Il compta au moins jusqu'à quatre-vingt-trente-douze, mais hésita à continuer. Les battements de son cœur ne frappaient plus le bain avec autant de vigueur et de rythme qu'aux premières secondes, et sa tête était entrain de se remplir d'eau. C'est aussi parce qu'il se douta que Mani ne le sauverait pas, s'il persistait à se noyer davantage, qu'il émergea finalement de l'eau. Elle ne ferait pas comme sa mère et ne le tirerait pas par le bras en lui disant qu'un beau jour (un beau jour), elle arriverait trop tard. D'ailleurs, une bonne fois, elle n'était pas arrivée du tout. Mais Tao, convaincu qu'elle arriverait, était demeuré sous l'eau, les joues gonflées, les mains crispées sur le rebord laqué, puis on l'avait cueilli, en prenant la peine de lui tenir la nuque. Quand il avait ouvert yeux, il avait vu son beau-père, et il lui avait craché de l'eau au visage.

Il n'eut pas d'eau à cracher au visage de Mani. Et dégagea plutôt le sien de ses cheveux.
Il aurait cru entendre sa babysitter. Sauf qu'elle ne l'aurait pas embrassé. Tao souffla, oxygéna son pauvre cerveau sec, et acquiesça en se répétant mentalement combien de temps il avait tenu. Faudrait qu'il s'en souvienne, pour le dire à Lae. Il tenait un registre, en faux, mais ça l'amusait bien de faire comme s'il tenait un vrai registre de toutes ses tentatives de noyades. Au moins deux ou trois centaines d'entrées devaient y figurer, maintenant.

Quelle question. Il ne répondit pas. Ça méritait réflexion. La réponse lui sembla, sur le coup, tellement évidente que c'en était encore plus con que lui. Puis, tellement impossible que rien que de la concevoir était désagréable. Mais il ne se fit pas souffrir à y penser bien longtemps et se leva, alors que l'eau coulait toujours. Il irait retrouver Mani dans la chambre. Peut-être qu'elle s'était déjà déshabillée, qu'elle l'attendait, lascivement étendue sur le lit, prête à clore l'entente. Il aurait son dessert. Et puis après, ce serait comme elle avait dit. Il disparaîtrait. Il était trop Tao, pour devenir l'ami de Mani. Et elle était trop Mani, pour ne pas qu'ils s'effritent, à se tenir trop près l'un de l'autre. Difficile de dire pourquoi, mais c'était comme ça et il ne pourrait rien y changer même s'il le voudrait. Quand même, c'est dingue comme il aimait se battre contre cette évidence, juste pour se contre-dire. Impossible, donc, de chasser cette voix qui lui racontait que ça ne reviendrait jamais comme avant, qui l'invitait à continuer, parce qu'il n'y avait pas de raison de faire volte-face, qu'il était trop tard pour revenir, de toute façon. Par contre, l'autre voix, celle qui disait qu'il perdait son temps, qu'il faisait n'importe quoi et qu'il le regretterait, et bien elle, il avait trop d'eau dans les oreilles pour l'entendre.

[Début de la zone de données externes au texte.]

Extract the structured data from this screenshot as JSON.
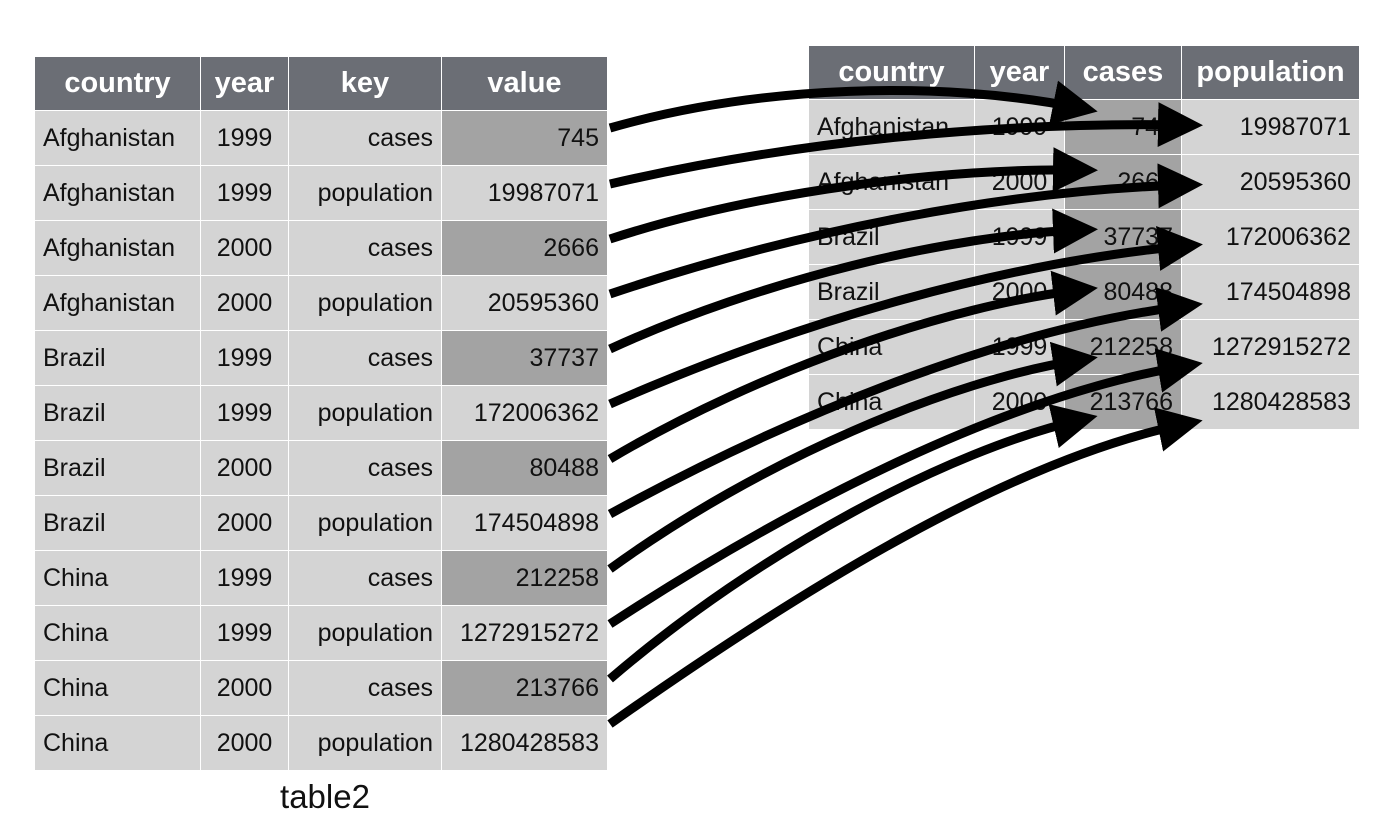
{
  "left_table": {
    "headers": [
      "country",
      "year",
      "key",
      "value"
    ],
    "rows": [
      [
        "Afghanistan",
        "1999",
        "cases",
        "745"
      ],
      [
        "Afghanistan",
        "1999",
        "population",
        "19987071"
      ],
      [
        "Afghanistan",
        "2000",
        "cases",
        "2666"
      ],
      [
        "Afghanistan",
        "2000",
        "population",
        "20595360"
      ],
      [
        "Brazil",
        "1999",
        "cases",
        "37737"
      ],
      [
        "Brazil",
        "1999",
        "population",
        "172006362"
      ],
      [
        "Brazil",
        "2000",
        "cases",
        "80488"
      ],
      [
        "Brazil",
        "2000",
        "population",
        "174504898"
      ],
      [
        "China",
        "1999",
        "cases",
        "212258"
      ],
      [
        "China",
        "1999",
        "population",
        "1272915272"
      ],
      [
        "China",
        "2000",
        "cases",
        "213766"
      ],
      [
        "China",
        "2000",
        "population",
        "1280428583"
      ]
    ],
    "caption": "table2"
  },
  "right_table": {
    "headers": [
      "country",
      "year",
      "cases",
      "population"
    ],
    "rows": [
      [
        "Afghanistan",
        "1999",
        "745",
        "19987071"
      ],
      [
        "Afghanistan",
        "2000",
        "2666",
        "20595360"
      ],
      [
        "Brazil",
        "1999",
        "37737",
        "172006362"
      ],
      [
        "Brazil",
        "2000",
        "80488",
        "174504898"
      ],
      [
        "China",
        "1999",
        "212258",
        "1272915272"
      ],
      [
        "China",
        "2000",
        "213766",
        "1280428583"
      ]
    ]
  },
  "colors": {
    "header_bg": "#6b6e75",
    "cell_bg": "#d4d4d4",
    "highlight_bg": "#a3a3a3",
    "arrow": "#000000"
  }
}
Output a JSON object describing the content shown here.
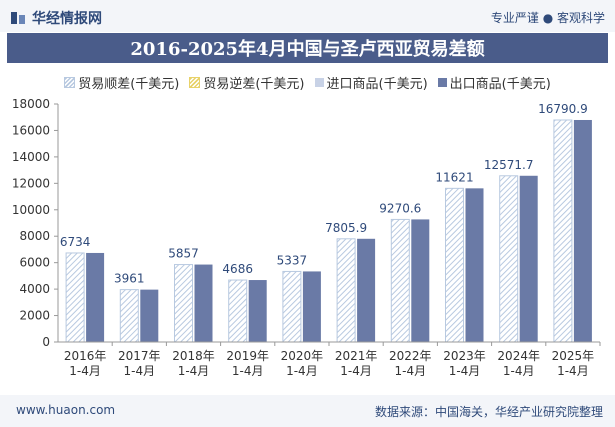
{
  "header": {
    "brand": "华经情报网",
    "slogan": "专业严谨 ● 客观科学"
  },
  "footer": {
    "url": "www.huaon.com",
    "source": "数据来源：中国海关，华经产业研究院整理"
  },
  "colors": {
    "surplus": "#b8c9e0",
    "deficit": "#e8d26a",
    "import": "#c8d2e6",
    "export": "#6a7aa6",
    "title_bg": "#4a5c8a"
  },
  "chart_data": {
    "type": "bar",
    "title": "2016-2025年4月中国与圣卢西亚贸易差额",
    "legend": [
      "贸易顺差(千美元)",
      "贸易逆差(千美元)",
      "进口商品(千美元)",
      "出口商品(千美元)"
    ],
    "categories": [
      "2016年\n1-4月",
      "2017年\n1-4月",
      "2018年\n1-4月",
      "2019年\n1-4月",
      "2020年\n1-4月",
      "2021年\n1-4月",
      "2022年\n1-4月",
      "2023年\n1-4月",
      "2024年\n1-4月",
      "2025年\n1-4月"
    ],
    "series": [
      {
        "name": "贸易顺差(千美元)",
        "values": [
          6734,
          3961,
          5857,
          4686,
          5337,
          7805.9,
          9270.6,
          11621,
          12571.7,
          16790.9
        ]
      },
      {
        "name": "出口商品(千美元)",
        "values": [
          6734,
          3961,
          5857,
          4686,
          5337,
          7805.9,
          9270.6,
          11621,
          12571.7,
          16790.9
        ]
      }
    ],
    "labels": [
      "6734",
      "3961",
      "5857",
      "4686",
      "5337",
      "7805.9",
      "9270.6",
      "11621",
      "12571.7",
      "16790.9"
    ],
    "yticks": [
      "0",
      "2000",
      "4000",
      "6000",
      "8000",
      "10000",
      "12000",
      "14000",
      "16000",
      "18000"
    ],
    "ylim": [
      0,
      18000
    ],
    "grid": false,
    "legend_position": "top"
  }
}
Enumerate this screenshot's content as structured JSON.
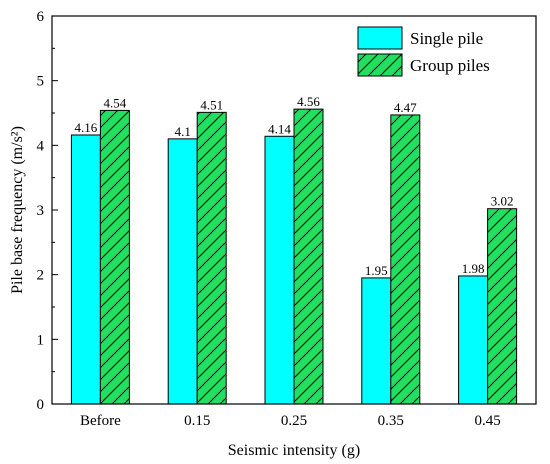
{
  "chart_data": {
    "type": "bar",
    "categories": [
      "Before",
      "0.15",
      "0.25",
      "0.35",
      "0.45"
    ],
    "series": [
      {
        "name": "Single pile",
        "values": [
          4.16,
          4.1,
          4.14,
          1.95,
          1.98
        ],
        "value_labels": [
          "4.16",
          "4.1",
          "4.14",
          "1.95",
          "1.98"
        ],
        "color": "#00FFFF",
        "pattern": "solid"
      },
      {
        "name": "Group piles",
        "values": [
          4.54,
          4.51,
          4.56,
          4.47,
          3.02
        ],
        "value_labels": [
          "4.54",
          "4.51",
          "4.56",
          "4.47",
          "3.02"
        ],
        "color": "#22E05F",
        "pattern": "diagonal-hatch"
      }
    ],
    "xlabel": "Seismic intensity (g)",
    "ylabel": "Pile base frequency (m/s²)",
    "ylim": [
      0,
      6
    ],
    "yticks": [
      "0",
      "1",
      "2",
      "3",
      "4",
      "5",
      "6"
    ],
    "grid": false,
    "legend_position": "top-right"
  }
}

Rapidement, et très approximativement, il épongea ses cheveux dans sa serviette avant de se l'enrouler autour de la taille sans se sécher davantage. Après s'être débouché une oreille en sautant sur un talon, tête inclinée, il fit taire le robinet avant que la baignoire déborde. Il allait oublier. Et il y était, enfin, à tirer sur la poignée, puis sur la serviette, à dégoutter sur Mani... Peut-être que si elle était gentille, il lui ferait même une danse de gogoboy. Ça la ferait rire, ou alors elle crèverait de honte. Mais il en doutait, des deux possibilités. Elle ferait comme si c'était normal. Ou alors elle le ferait arrêter. Sauf que le mieux ce serait qu'elle danse aussi. Ils danseraient tellement qu'ils en oublieraient la suite et ils tomberaient endormis. S'il en trouvait la force, il lui chanterait un petit rap tchèque joliment vulgaire avant de décoller. L'inspiration viendrait d'elle-même.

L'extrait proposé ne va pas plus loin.